The evidence in Connecticut is overwhelming that educational achievement has little connection with spending and everything to do with parenting. But the major-party candidates for governor, Democrat Ned Lamont and Republican Bob Stefanowski, pledged last week not to reduce state funding for municipal education. They pledged this not because it makes any sense as policy but because most of the money underwrites teacher compensation, there are more than 40,000 teachers in the state, they constitute its biggest special interest, and they want parents to think that money equals education.

Many parents want to think that as well. They don't want to be told that the failure of education is their failure to raise their kids properly. About 40 percent of Connecticut's children live in single-parent households and thus many get only half or less of the attention they should get. In the cities it's close to 90 percent.

In guaranteeing the status quo in state aid to municipal education, Stefanowski has made himself especially ridiculous, since, while pledging to repeal the state income tax over eight years -- or, as his latest remarks suggest, maybe 10 years -- he is locking a huge amount of spending into future state budgets before identifying even one substantial expense he would reduce.

But last week Lamont made himself ridiculous enough on education by proclaiming what he supposes to be the need for more "workforce training" even as the test scores show that primary education itself is failing amid the state's policy of social promotion. That is, all students know that they needn't learn anything to advance from grade to grade and graduate from high school.

So it's no wonder employers complain that while they have openings for good jobs they can't find skilled workers. It's hard enough to find high school graduates who have a high school education.

There can be no improvement while public education in Connecticut remains too politically influential to audit. It will keep consuming more and producing less.

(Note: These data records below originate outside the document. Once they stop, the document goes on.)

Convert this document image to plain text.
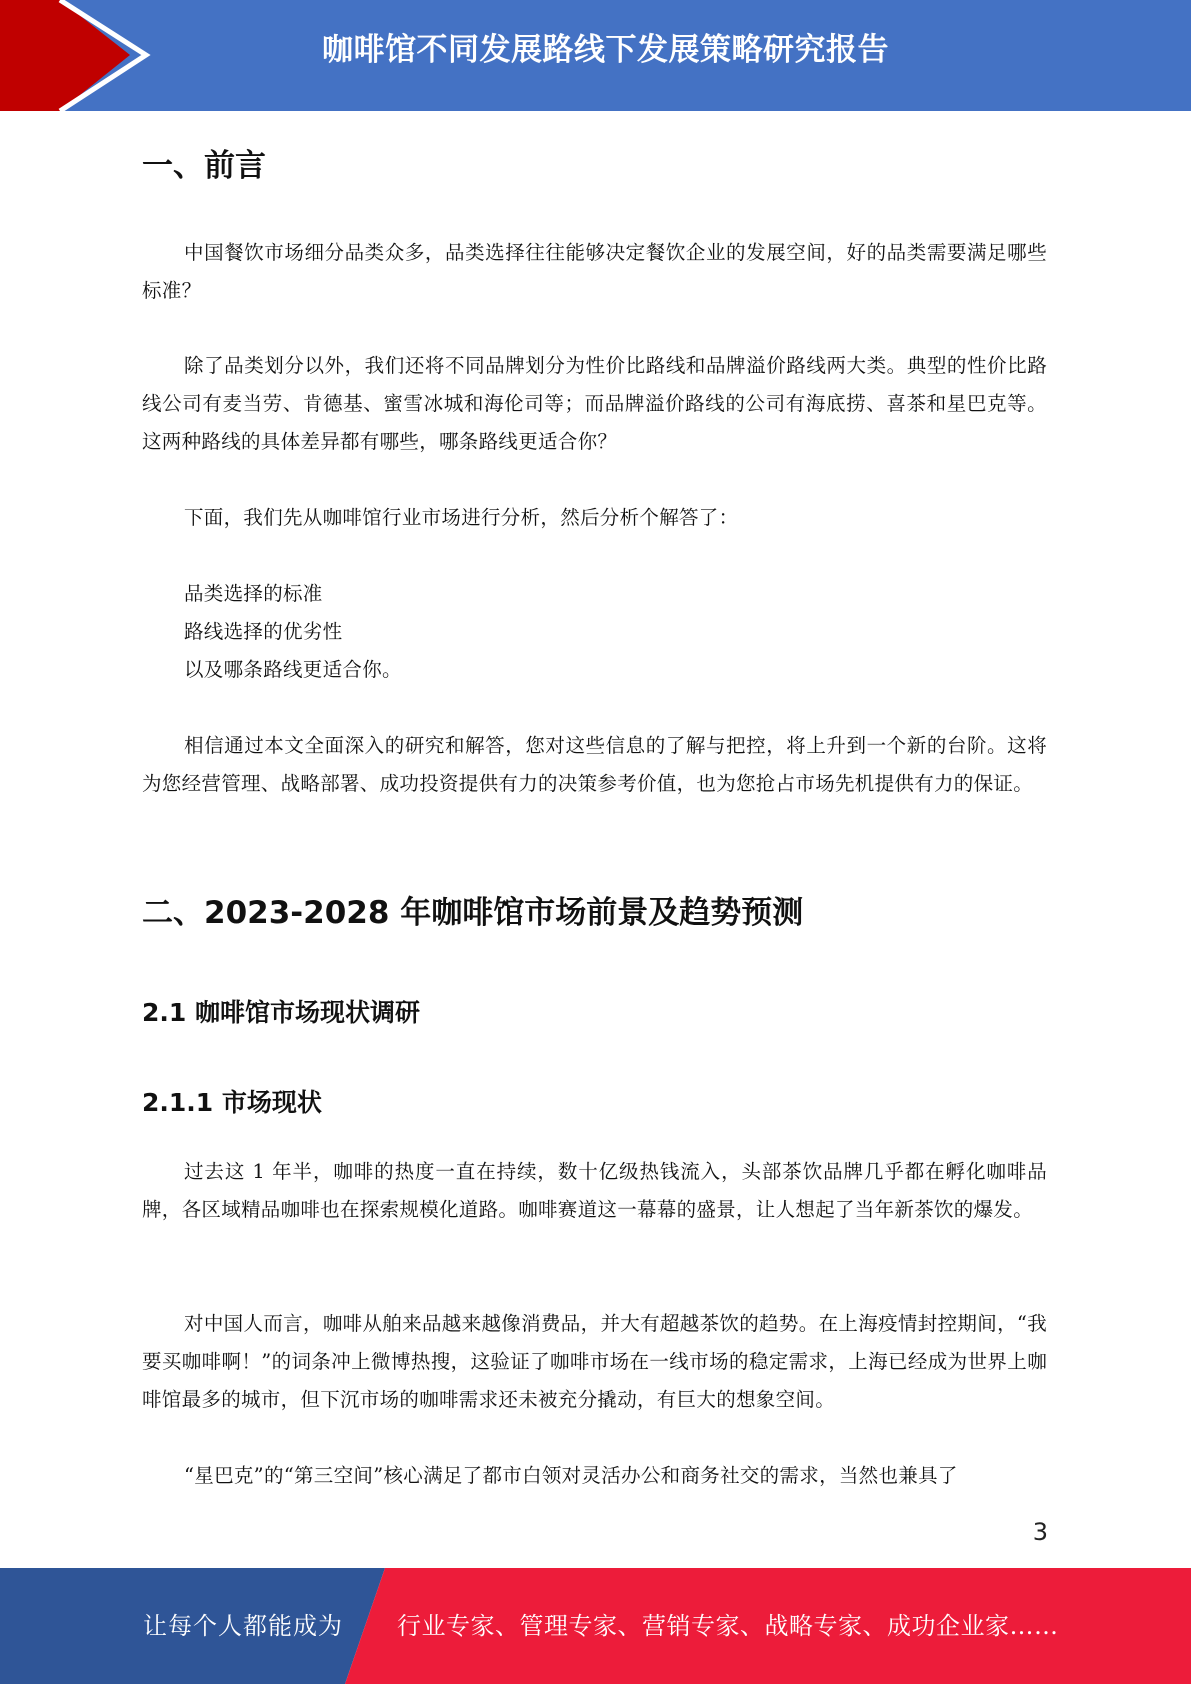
咖啡馆不同发展路线下发展策略研究报告
一、前言

中国餐饮市场细分品类众多，品类选择往往能够决定餐饮企业的发展空间，好的品类需要满足哪些标准？

除了品类划分以外，我们还将不同品牌划分为性价比路线和品牌溢价路线两大类。典型的性价比路线公司有麦当劳、肯德基、蜜雪冰城和海伦司等；而品牌溢价路线的公司有海底捞、喜茶和星巴克等。这两种路线的具体差异都有哪些，哪条路线更适合你？

下面，我们先从咖啡馆行业市场进行分析，然后分析个解答了：

品类选择的标准

路线选择的优劣性

以及哪条路线更适合你。

相信通过本文全面深入的研究和解答，您对这些信息的了解与把控，将上升到一个新的台阶。这将为您经营管理、战略部署、成功投资提供有力的决策参考价值，也为您抢占市场先机提供有力的保证。

二、2023-2028 年咖啡馆市场前景及趋势预测
2.1 咖啡馆市场现状调研
2.1.1 市场现状

过去这 1 年半，咖啡的热度一直在持续，数十亿级热钱流入，头部茶饮品牌几乎都在孵化咖啡品牌，各区域精品咖啡也在探索规模化道路。咖啡赛道这一幕幕的盛景，让人想起了当年新茶饮的爆发。

对中国人而言，咖啡从舶来品越来越像消费品，并大有超越茶饮的趋势。在上海疫情封控期间，“我要买咖啡啊！”的词条冲上微博热搜，这验证了咖啡市场在一线市场的稳定需求，上海已经成为世界上咖啡馆最多的城市，但下沉市场的咖啡需求还未被充分撬动，有巨大的想象空间。

“星巴克”的“第三空间”核心满足了都市白领对灵活办公和商务社交的需求，当然也兼具了

3
让每个人都能成为 行业专家、管理专家、营销专家、战略专家、成功企业家……
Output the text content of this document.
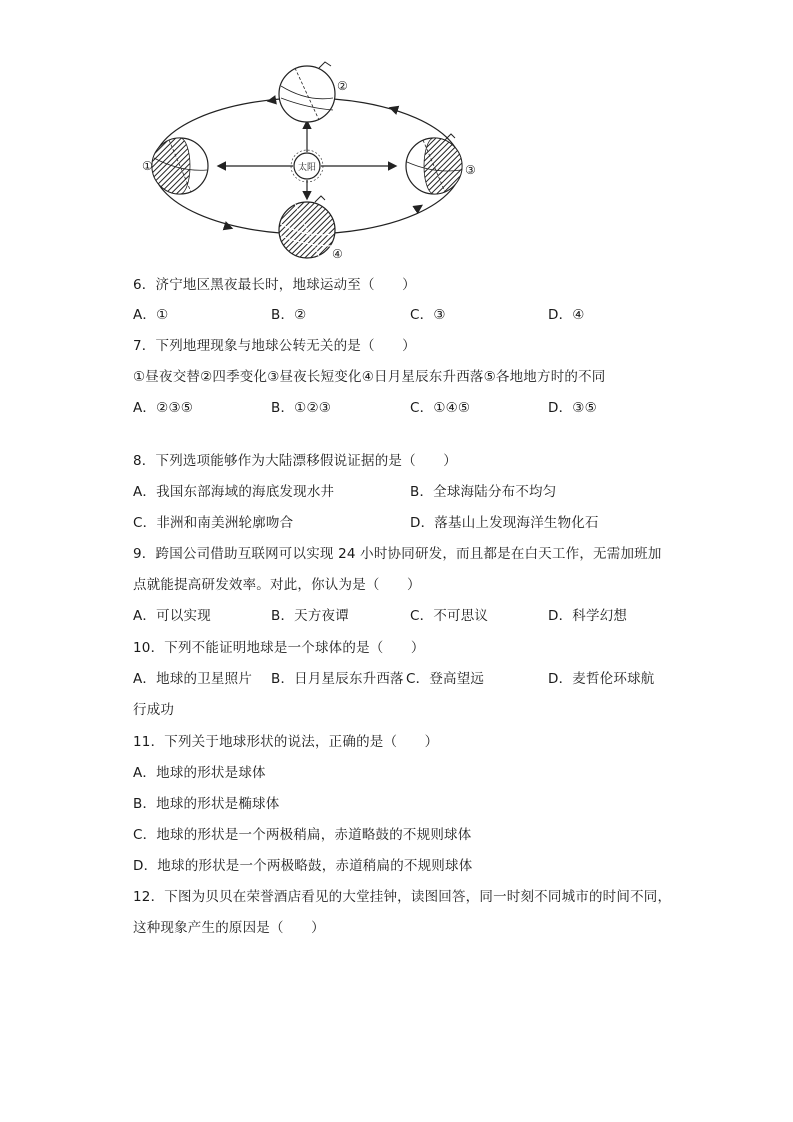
太阳
①
②
③
④
6．济宁地区黑夜最长时，地球运动至（　　）
A．①	B．②	C．③	D．④
7．下列地理现象与地球公转无关的是（　　）
①昼夜交替②四季变化③昼夜长短变化④日月星辰东升西落⑤各地地方时的不同
A．②③⑤	B．①②③	C．①④⑤	D．③⑤
8．下列选项能够作为大陆漂移假说证据的是（　　）
A．我国东部海域的海底发现水井	B．全球海陆分布不均匀
C．非洲和南美洲轮廓吻合	D．落基山上发现海洋生物化石
9．跨国公司借助互联网可以实现 24 小时协同研发，而且都是在白天工作，无需加班加
点就能提高研发效率。对此，你认为是（　　）
A．可以实现	B．天方夜谭	C．不可思议	D．科学幻想
10．下列不能证明地球是一个球体的是（　　）
A．地球的卫星照片 B．日月星辰东升西落 C．登高望远	D．麦哲伦环球航
行成功
11．下列关于地球形状的说法，正确的是（　　）
A．地球的形状是球体
B．地球的形状是椭球体
C．地球的形状是一个两极稍扁，赤道略鼓的不规则球体
D．地球的形状是一个两极略鼓，赤道稍扁的不规则球体
12．下图为贝贝在荣誉酒店看见的大堂挂钟，读图回答，同一时刻不同城市的时间不同，
这种现象产生的原因是（　　）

Those Grade 3-8 test scores weren't the only hint last week that simple demographics are everything. A survey by the United Way concluded that 40 percent of the state's households don't have enough income to cover necessities.

A closer look indicates that most of those households are single-parent. It is as if people never heard that having children and raising them properly is expensive and not to be undertaken without a dependable spouse and income security. But then government long has been encouraging childbearing outside marriage.


Chris Powell is a columnist for the Journal Inquirer, in Manchester, Conn.